ARunOfThings · 15/07/2015 10:05

Thanks everyone. It's good to get some different perspectives. DH is normally great, and really supportive, so I wasn't sure whether I was just being unreasonable in this case, and didn't want to approach him without getting some thoughts from other, more awake, people. I'll try talking to him when he gets home later. The importance of rest and sleep just seen to be concepts he's not familiar with!

Thanks for the eczema tips too. We're currently looking at diet, and trying to eliminate different things in turn. No success so far though. I'm hoping he outgrows it!

OP posts:
TendonQueen · 15/07/2015 10:14

Hmm, I think he is familiar with them for himself or he wouldn't have been so keen to establish what his holiday lie-in entitlement would be! Perhaps you've been a victim of your own success and he sees you as superwoman who can cope with anything (you've lasted very well under pressure for a long time). But hope all goes well when you talk about it. FWIW I would talk in terms of your needs 'I need extra sleep.. how can we make that work?' rather than asking permission 'could I possibly have extra lie-ins?' Good luck.

mix56 · 15/07/2015 10:35

re children that don't sleep. For me, one trip to cranial osteopath was the route to my salvation, from the first visit onwards my 3 year old who had never slept a single night, SLEPT THROUGH THE NIGHT.
This, I was told, is achieved by massaging the skull, & is best done right from the start (obviously) with some babies.
I know you have the eczema issue too, but just thought I'd mention it.

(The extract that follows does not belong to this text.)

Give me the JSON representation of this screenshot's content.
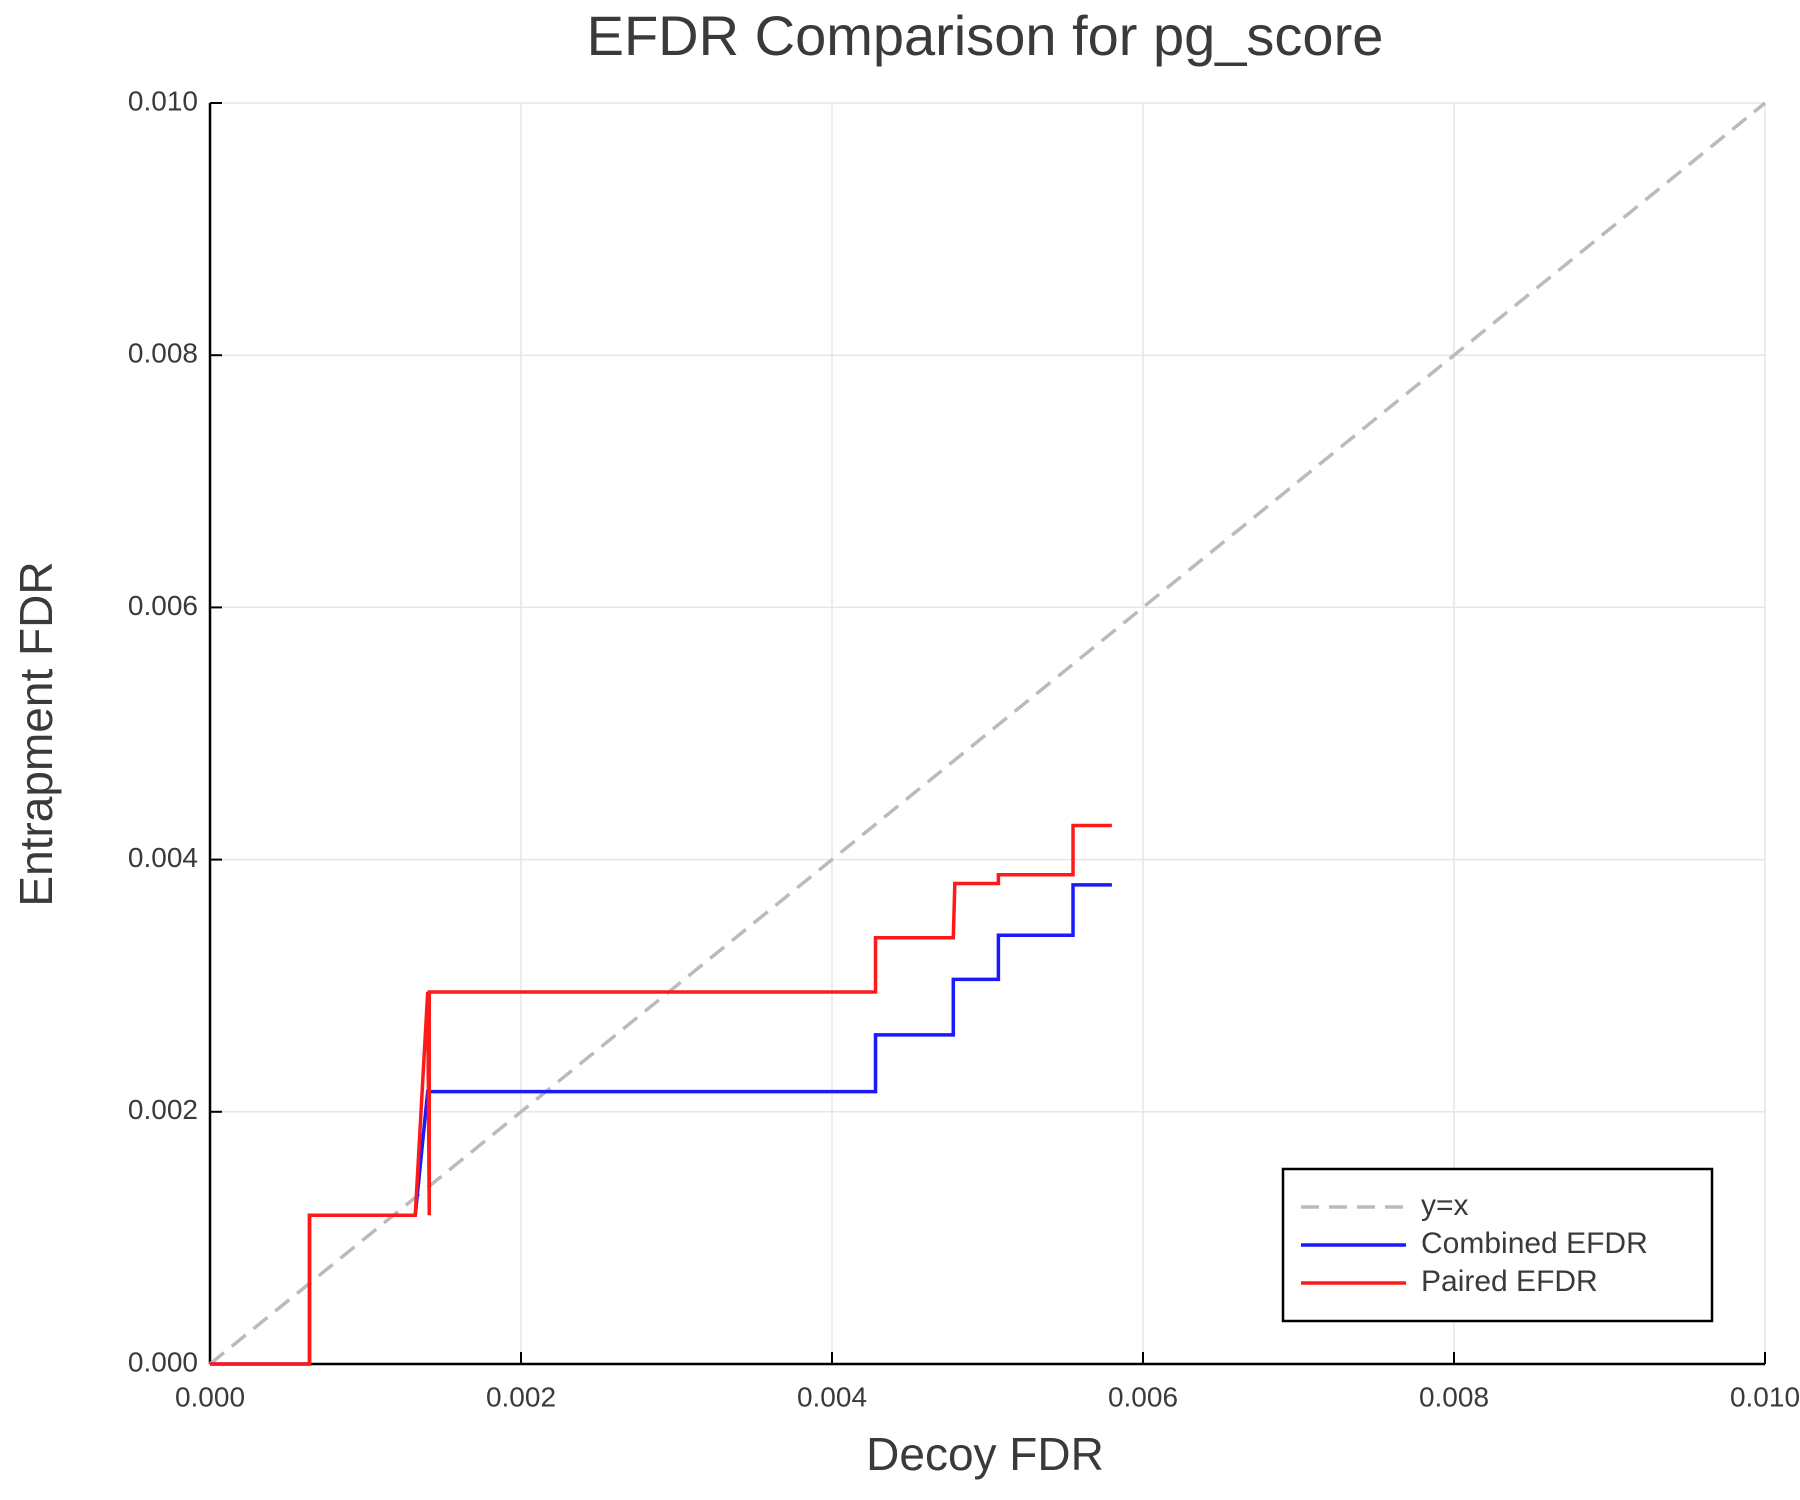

onereminder · 15/07/2015 10:37

Maybe he could quit his job, and his new occupation could be looking after the child, while you go to work?

I'm sure he'd accept spending all day with his beloved child rather than grinding away in an office for ten hours a day plus commute.

Or is that not fair?

Duckdeamon · 15/07/2015 10:40

He is more than familiar with the importance of sleep and rest, for himself!

Hmm to the PP saying "my DH is happy to take his turn but in reality everyone is happier when mummy is in the chair. DH is much more involved with the older one". Sexist, 1950s twaddle!